The report also examines offshore wind, nuclear and other technologies. While nuclear offers carbon-free baseload power, high upfront costs and long construction times limit near-term deployment. Small modular reactors could change that dynamic in the 2030s.

Storage costs continue declining, enhancing renewables' competitiveness. Batteries paired with solar can shift output to evening peaks, reducing reliance on gas peaker plants.

Transmission remains a bottleneck. Upgrading the grid to move power from resource-rich areas to demand centers is essential for optimizing the system cost-effectively.

Policymakers face difficult trade-offs. Supporting rapid renewable deployment can lower long-term costs and emissions, but ensuring reliability during the transition may require retaining or adding gas capacity.

The Lazard Levelized Cost of Energy report is widely referenced by utilities, developers and investors for its independent benchmarking. This year's edition reflects updated assumptions on technology costs, capacity factors and financing.

As data center demand accelerates, power costs across the board are under scrutiny. Companies are exploring everything from on-site generation to long-term contracts with diverse suppliers to manage expenses and risks.

The energy transition is entering a more complex phase. While renewables dominate new capacity additions, dispatchable resources like natural gas remain critical for grid stability. Balancing these elements will determine the cost and reliability of U.S. electricity in the coming decade.

Monday's market movements reflected broader commodity trends. Energy stocks advanced as oil prices rose on geopolitical developments, aligning with the sector's sensitivity to supply risks.

For natural gas specifically, futures prices have responded to weather forecasts, storage levels and export demand. LNG terminals in the U.S. Gulf Coast continue shipping cargoes globally, linking domestic prices to international benchmarks.

The interplay between gas power costs and data center economics will shape corporate decisions. Hyperscalers seeking to minimize expenses may favor regions with abundant renewables and supportive transmission, while others prioritize reliability in gas-heavy markets.

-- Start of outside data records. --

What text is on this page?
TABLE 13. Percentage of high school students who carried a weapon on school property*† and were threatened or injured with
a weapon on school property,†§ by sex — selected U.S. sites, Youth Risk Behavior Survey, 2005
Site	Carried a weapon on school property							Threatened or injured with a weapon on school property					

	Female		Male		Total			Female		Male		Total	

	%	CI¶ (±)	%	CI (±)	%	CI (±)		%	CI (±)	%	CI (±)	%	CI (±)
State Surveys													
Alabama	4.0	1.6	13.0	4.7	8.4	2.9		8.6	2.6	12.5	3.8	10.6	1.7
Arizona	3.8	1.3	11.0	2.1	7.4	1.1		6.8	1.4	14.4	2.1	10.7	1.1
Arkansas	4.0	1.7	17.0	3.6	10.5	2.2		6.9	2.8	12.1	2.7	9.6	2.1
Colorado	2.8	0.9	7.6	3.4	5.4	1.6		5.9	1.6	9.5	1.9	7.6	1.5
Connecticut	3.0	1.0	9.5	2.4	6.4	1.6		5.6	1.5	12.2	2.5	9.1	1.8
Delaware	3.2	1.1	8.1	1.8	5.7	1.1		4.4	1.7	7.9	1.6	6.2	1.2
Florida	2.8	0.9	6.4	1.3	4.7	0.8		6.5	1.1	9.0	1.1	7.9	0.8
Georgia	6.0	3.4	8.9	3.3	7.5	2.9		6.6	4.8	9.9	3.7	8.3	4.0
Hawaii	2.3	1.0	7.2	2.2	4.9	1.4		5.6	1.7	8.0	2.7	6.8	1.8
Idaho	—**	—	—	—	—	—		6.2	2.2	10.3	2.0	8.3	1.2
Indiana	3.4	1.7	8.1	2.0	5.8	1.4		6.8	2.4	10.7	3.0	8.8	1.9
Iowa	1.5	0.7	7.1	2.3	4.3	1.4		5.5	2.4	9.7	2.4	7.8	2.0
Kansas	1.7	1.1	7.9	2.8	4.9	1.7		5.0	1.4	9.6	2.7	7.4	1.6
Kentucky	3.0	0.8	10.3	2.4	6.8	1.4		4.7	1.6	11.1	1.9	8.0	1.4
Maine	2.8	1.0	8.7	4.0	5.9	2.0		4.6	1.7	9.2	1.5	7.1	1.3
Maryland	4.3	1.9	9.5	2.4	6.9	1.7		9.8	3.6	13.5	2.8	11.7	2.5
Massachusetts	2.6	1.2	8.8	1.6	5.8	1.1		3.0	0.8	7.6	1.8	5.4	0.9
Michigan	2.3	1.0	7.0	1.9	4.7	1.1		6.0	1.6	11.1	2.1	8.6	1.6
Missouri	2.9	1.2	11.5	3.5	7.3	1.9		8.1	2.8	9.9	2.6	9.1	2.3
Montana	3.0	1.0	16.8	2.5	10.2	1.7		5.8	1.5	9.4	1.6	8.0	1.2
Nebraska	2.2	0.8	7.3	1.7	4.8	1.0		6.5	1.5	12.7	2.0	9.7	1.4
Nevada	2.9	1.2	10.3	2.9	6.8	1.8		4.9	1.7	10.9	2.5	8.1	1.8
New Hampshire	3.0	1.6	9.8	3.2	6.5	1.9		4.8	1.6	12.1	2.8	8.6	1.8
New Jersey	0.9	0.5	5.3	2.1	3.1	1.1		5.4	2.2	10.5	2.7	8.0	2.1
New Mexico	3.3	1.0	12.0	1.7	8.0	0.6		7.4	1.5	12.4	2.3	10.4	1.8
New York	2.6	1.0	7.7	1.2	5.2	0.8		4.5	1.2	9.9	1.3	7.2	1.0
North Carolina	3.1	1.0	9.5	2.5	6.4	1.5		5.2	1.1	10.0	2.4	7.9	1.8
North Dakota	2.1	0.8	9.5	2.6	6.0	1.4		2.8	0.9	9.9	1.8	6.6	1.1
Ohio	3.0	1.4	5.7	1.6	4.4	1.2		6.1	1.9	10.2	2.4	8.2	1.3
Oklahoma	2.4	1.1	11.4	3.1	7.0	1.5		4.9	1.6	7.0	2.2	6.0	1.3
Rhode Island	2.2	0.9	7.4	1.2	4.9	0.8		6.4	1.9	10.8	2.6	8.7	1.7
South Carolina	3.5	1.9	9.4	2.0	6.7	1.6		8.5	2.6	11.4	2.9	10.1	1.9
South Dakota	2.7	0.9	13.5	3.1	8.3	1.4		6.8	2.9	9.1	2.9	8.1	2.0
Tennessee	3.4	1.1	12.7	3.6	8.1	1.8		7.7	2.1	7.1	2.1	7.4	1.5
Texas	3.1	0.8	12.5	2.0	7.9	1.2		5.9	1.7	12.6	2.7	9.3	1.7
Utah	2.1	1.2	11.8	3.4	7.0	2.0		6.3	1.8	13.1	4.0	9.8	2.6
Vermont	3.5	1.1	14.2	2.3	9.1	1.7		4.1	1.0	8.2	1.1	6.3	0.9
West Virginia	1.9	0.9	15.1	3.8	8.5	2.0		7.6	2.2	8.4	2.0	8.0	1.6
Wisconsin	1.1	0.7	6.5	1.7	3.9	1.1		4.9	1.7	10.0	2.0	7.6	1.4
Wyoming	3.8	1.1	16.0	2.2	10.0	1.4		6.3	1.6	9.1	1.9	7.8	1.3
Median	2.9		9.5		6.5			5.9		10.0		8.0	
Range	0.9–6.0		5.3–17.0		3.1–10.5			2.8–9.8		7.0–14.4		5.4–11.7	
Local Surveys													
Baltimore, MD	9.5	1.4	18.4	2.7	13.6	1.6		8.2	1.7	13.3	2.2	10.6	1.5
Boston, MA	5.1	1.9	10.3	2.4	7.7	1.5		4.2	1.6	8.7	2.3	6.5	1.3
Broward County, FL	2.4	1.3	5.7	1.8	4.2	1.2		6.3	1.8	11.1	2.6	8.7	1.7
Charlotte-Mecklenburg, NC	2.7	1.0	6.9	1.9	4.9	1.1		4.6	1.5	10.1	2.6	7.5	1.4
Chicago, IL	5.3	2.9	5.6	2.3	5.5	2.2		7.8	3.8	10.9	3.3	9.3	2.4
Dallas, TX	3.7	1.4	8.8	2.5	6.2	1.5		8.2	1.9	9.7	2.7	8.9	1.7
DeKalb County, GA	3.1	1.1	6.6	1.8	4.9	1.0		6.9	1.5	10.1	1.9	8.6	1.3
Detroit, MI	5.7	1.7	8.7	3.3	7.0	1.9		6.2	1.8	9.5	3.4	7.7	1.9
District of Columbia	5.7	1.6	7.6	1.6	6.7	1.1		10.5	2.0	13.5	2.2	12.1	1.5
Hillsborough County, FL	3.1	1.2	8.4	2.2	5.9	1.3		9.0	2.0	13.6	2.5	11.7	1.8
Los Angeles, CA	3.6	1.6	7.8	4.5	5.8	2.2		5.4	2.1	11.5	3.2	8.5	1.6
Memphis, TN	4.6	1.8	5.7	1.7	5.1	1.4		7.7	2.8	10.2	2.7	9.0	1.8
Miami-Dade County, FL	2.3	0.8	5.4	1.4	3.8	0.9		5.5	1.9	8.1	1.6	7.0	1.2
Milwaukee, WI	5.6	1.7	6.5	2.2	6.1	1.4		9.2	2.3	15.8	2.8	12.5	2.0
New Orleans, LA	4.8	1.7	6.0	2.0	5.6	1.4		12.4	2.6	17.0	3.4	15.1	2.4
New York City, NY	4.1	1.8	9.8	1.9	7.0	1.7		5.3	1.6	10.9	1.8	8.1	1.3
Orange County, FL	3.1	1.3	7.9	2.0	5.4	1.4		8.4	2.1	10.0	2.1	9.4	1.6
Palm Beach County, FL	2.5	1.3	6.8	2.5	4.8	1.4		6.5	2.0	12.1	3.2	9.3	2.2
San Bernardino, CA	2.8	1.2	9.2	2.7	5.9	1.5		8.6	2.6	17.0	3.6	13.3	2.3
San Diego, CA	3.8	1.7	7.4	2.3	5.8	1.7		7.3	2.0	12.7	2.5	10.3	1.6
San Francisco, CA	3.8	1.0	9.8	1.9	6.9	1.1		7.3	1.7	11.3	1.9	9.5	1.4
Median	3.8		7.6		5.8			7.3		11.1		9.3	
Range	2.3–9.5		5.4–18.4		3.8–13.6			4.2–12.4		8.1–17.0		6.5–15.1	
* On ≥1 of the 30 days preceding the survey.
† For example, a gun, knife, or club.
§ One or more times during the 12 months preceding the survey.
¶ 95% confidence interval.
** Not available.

Utilities planning new plants must weigh Lazard's cost metrics against local conditions, regulatory hurdles and customer needs. The report serves as one input among many in a multifaceted decision process.

As the U.S. navigates record electricity demand growth, the cost of natural gas power reaching multi-year highs highlights the challenges ahead. Data centers are accelerating the need for new generation, forcing a reassessment of the optimal energy mix for reliability, affordability and emissions goals.

The coming years will test the industry's ability to deliver power at scale while managing costs. Lazard's analysis provides a valuable snapshot of current economics, informing strategies across the power sector.